The SNP associated with TSPAN8 (rs7961581) have been mapped to a region 110-kb upstream of this gene, which encodes a widely expressed cell surface glycoprotein known to form complexes with integrins. The binding of 6-integrin to laminin negatively affects pancreatic β-cell mass maintenance [20], and SNPs in TSPAN8 may influence pancreatic β-cell function [14, 19, 20]. Using the results from oral glucose tolerance tests, several studies are described an association between certain TSPAN8/LGR5 variants (rs7961581) and insulin release, reflecting altered β-cell function in T2DM [9, 29, 30]. A significant association between TSPAN8/LGR5 rs7961581 and T2DM was found in East Asians and European populations [9, 23]. By contrast, analysis of different TSPAN8 variants (rs7961581) in the present study and rs4760790 from a previous study [31] in the same population failed to show such an association. The discrepancy may be explained by the ethnic and allele frequency differences in various population. The insufficient study power (12.2 %) could also be a probable reason for lacking the association between rs7961581 and T2DM in Saudi population.

We examined various clinical and anthropometric characteristics in the study subjects and correlated them with the various JAZF1 and TSPAN8/LGR5 genotypes (i.e., AG + GG vs. AA and TC + CC vs. TT). Only the AG + GG versus AA genotype comparison revealed an association with waist circumference, FBG, and HDL-C (p < 0.05). T2DM is associated with an increase in total TG and a decrease in HDL-C concentrations. Several population-based studies have shown that visceral fat accumulation, high levels of TGs, and low levels of HDL-C predict the development of T2DM [28, 32]. Indeed, the results from our study suggest that subjects with T2DM have increased waist circumference and TG concentrations and decreased HDL-C levels. To derive further support for the role of JAZF1 (rs864745) and TSPAN8/LGR5 (rs7961581) variants in T2DM development, we analyzed the distribution of confounding factors in relation to possible genotypes. We found the AG + GG genotypes of rs864745 to be significantly associated with increased waist circumference, elevated FBG levels, and reduced levels of serum HDL-C, suggesting the possible participation of rs864745 polymorphism in T2DM etiology. The analysis by Hotta et al. [32] revealed no association of either polymorphism with visceral fat accumulation [19]. There is evidence to indicate an association between JAZF1 variants (rs864745) and IGR risk, 2-h glucose concentrations, or both [33]. Furthermore, An et al. [22] have reported that JAZF1, independently or interactively with other genes, is associated with increased T2DM risk and TG/HDL-C ratio change across age groups. A study in Finnish men showed that JAZF1 variants (rs864745) were nominally associated with an increase in blood lipoprotein levels [28]. Results from another study show that JAZF1 variants are also associated with arteriolosclerosis [34].

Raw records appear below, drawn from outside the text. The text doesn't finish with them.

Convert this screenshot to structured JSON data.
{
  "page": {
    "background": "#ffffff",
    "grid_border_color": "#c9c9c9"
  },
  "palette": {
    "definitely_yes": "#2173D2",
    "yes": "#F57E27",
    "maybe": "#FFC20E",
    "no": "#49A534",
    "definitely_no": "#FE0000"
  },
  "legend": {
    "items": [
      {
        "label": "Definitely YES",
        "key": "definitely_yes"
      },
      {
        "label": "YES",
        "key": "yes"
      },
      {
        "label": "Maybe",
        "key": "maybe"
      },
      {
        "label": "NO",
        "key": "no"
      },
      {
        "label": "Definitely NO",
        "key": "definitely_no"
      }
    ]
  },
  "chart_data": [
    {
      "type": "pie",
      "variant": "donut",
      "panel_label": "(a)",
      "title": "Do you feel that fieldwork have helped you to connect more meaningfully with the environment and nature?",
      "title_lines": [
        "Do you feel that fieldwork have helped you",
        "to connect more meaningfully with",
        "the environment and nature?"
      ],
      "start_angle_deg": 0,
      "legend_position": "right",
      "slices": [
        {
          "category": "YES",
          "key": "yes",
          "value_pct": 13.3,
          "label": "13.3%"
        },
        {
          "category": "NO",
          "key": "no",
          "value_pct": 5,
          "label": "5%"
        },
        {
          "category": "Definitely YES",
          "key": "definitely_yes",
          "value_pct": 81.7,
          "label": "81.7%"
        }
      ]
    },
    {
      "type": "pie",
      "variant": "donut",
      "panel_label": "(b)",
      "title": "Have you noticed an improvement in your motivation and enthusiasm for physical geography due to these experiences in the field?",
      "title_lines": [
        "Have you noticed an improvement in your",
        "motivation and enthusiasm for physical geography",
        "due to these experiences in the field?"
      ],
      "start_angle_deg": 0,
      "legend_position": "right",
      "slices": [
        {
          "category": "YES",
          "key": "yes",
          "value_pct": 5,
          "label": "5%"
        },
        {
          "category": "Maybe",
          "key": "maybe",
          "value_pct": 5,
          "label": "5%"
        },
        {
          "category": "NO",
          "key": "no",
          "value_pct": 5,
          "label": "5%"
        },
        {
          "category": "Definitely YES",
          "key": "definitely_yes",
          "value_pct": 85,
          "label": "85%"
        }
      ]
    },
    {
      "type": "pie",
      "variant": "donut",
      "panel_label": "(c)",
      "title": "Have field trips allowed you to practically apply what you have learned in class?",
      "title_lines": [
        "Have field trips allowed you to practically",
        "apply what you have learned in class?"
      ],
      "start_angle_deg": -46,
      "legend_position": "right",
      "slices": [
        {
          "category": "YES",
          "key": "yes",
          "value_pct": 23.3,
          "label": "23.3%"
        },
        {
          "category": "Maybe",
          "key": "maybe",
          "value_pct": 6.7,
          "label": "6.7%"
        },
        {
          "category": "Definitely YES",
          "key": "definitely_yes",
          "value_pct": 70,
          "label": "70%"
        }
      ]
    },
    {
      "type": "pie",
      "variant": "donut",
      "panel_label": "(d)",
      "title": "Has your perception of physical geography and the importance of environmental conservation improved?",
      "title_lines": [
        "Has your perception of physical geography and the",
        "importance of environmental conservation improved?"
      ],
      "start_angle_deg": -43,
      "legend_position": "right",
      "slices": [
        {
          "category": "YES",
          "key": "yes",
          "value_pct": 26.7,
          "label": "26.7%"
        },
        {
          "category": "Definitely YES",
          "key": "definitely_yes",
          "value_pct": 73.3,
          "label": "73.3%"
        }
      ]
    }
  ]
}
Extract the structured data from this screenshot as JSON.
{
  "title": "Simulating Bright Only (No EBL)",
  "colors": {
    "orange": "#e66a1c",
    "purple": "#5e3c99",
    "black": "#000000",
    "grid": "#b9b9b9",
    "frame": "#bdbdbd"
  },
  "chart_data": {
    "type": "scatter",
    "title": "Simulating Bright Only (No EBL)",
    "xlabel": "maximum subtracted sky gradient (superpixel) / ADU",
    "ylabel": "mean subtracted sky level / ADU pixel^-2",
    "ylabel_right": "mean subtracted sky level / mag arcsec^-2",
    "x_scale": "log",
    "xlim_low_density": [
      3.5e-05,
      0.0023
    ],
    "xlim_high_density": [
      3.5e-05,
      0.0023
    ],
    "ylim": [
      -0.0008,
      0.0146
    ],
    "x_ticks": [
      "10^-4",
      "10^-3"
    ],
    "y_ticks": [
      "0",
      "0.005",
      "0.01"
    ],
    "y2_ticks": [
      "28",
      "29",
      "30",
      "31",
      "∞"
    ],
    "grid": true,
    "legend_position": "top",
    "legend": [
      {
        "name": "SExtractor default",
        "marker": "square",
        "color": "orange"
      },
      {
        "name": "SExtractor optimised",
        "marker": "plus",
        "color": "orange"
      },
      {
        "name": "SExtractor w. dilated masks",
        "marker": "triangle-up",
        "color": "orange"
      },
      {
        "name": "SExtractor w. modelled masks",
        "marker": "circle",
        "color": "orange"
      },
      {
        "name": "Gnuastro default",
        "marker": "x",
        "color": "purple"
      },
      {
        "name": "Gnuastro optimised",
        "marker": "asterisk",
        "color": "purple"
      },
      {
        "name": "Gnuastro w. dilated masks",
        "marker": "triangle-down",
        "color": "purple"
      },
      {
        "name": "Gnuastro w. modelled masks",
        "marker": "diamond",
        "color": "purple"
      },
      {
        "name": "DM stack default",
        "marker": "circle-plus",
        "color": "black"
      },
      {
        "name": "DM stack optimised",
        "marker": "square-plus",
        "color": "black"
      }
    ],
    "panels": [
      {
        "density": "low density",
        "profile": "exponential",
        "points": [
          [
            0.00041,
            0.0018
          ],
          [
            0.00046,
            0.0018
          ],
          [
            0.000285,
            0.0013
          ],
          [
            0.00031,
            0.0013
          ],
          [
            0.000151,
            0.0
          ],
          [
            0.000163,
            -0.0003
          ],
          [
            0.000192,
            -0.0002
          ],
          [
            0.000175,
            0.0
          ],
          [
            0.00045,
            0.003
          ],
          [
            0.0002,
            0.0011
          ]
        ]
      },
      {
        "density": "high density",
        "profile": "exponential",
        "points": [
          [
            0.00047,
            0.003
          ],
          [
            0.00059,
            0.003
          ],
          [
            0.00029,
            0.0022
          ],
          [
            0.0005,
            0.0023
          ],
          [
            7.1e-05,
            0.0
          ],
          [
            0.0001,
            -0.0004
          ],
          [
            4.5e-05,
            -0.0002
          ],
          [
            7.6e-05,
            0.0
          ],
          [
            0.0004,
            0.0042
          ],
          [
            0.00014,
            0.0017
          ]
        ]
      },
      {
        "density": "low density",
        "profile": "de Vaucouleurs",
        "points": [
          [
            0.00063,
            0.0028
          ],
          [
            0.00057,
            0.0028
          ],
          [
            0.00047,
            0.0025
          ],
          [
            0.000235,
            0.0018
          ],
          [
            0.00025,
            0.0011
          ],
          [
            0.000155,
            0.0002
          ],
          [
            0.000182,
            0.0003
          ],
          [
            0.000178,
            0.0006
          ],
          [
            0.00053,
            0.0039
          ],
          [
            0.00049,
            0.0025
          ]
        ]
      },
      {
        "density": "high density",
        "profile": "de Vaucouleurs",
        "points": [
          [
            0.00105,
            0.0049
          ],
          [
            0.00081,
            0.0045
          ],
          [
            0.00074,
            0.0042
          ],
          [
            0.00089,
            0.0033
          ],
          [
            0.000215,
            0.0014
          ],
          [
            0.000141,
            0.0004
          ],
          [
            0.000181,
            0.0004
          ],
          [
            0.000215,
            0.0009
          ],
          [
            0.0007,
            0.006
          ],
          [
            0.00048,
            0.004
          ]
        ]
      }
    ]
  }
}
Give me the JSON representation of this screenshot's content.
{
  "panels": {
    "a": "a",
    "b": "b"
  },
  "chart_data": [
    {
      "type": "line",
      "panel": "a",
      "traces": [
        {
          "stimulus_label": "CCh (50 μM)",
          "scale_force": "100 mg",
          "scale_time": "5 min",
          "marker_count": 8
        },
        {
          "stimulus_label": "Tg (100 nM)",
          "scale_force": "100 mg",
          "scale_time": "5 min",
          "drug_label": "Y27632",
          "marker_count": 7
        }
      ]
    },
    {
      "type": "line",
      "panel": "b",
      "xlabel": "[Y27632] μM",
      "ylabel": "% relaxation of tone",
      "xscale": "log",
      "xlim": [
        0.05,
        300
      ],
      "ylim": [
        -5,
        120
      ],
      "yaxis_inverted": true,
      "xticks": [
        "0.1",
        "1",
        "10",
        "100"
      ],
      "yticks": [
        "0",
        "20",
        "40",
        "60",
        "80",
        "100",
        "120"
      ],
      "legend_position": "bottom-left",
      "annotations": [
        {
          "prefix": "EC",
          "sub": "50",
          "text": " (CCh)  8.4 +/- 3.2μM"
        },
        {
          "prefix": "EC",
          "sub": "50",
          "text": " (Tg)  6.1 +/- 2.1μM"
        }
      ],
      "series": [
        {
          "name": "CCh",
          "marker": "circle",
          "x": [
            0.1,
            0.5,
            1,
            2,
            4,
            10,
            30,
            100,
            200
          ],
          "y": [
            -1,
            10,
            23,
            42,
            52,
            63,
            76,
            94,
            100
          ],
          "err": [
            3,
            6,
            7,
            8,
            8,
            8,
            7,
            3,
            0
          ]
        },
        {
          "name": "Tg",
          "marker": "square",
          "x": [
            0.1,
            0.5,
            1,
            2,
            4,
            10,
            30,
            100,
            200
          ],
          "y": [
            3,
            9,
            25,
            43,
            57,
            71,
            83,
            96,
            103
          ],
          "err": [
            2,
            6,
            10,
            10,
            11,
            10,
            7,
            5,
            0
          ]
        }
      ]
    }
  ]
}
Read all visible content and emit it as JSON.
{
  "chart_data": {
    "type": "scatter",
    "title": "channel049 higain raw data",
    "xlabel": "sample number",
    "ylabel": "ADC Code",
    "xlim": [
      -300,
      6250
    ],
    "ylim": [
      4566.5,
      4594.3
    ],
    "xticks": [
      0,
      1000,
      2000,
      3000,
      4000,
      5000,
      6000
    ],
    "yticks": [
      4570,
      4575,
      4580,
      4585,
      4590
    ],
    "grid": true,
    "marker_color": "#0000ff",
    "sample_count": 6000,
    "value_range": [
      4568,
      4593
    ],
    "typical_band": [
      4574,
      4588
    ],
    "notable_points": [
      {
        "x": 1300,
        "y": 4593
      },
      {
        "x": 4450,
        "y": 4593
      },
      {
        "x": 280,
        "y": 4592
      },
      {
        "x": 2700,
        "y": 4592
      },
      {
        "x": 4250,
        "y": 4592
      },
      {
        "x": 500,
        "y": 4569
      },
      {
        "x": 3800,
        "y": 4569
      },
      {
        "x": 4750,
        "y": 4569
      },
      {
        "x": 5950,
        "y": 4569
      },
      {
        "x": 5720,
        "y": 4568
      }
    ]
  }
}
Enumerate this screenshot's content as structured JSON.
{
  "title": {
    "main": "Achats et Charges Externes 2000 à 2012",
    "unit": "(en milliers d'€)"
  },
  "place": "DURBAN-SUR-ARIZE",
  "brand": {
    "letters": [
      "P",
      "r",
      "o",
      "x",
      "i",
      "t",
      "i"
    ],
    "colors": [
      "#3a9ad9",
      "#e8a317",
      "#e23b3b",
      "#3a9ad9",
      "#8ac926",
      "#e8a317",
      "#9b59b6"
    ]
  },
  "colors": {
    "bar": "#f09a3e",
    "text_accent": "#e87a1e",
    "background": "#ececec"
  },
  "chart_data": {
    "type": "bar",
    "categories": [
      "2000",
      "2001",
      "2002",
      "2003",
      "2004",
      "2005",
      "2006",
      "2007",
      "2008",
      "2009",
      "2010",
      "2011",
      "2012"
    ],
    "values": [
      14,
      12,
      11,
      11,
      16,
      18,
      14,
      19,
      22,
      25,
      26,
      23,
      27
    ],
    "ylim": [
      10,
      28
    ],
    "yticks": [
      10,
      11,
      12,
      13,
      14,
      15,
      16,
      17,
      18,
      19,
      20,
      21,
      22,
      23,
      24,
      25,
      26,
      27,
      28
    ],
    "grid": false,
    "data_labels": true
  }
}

The present study has certain limitations that need to be taken into account. A major limitation lies in the unmatched design of controls and T2DM cases. Control subjects were younger and leaner than T2DM patients.

Conclusion

To our knowledge, the current study is the first to determine the distribution and frequency of rs864745 (JAZF1) polymorphisms and their association with T2DM risk, increased waist circumference, and decreased HDL-C concentrations in a Saudi population. This finding, along with those of a previous report [1] emphasize that JAZF1 is a genetic susceptibility locus for the development of T2DM in Saudi populations. Functional analysis are necessary to identify the molecular basis underlying these genetic predispositions and phenotype application may provide useful strategies for predicting T2DM risk in this population.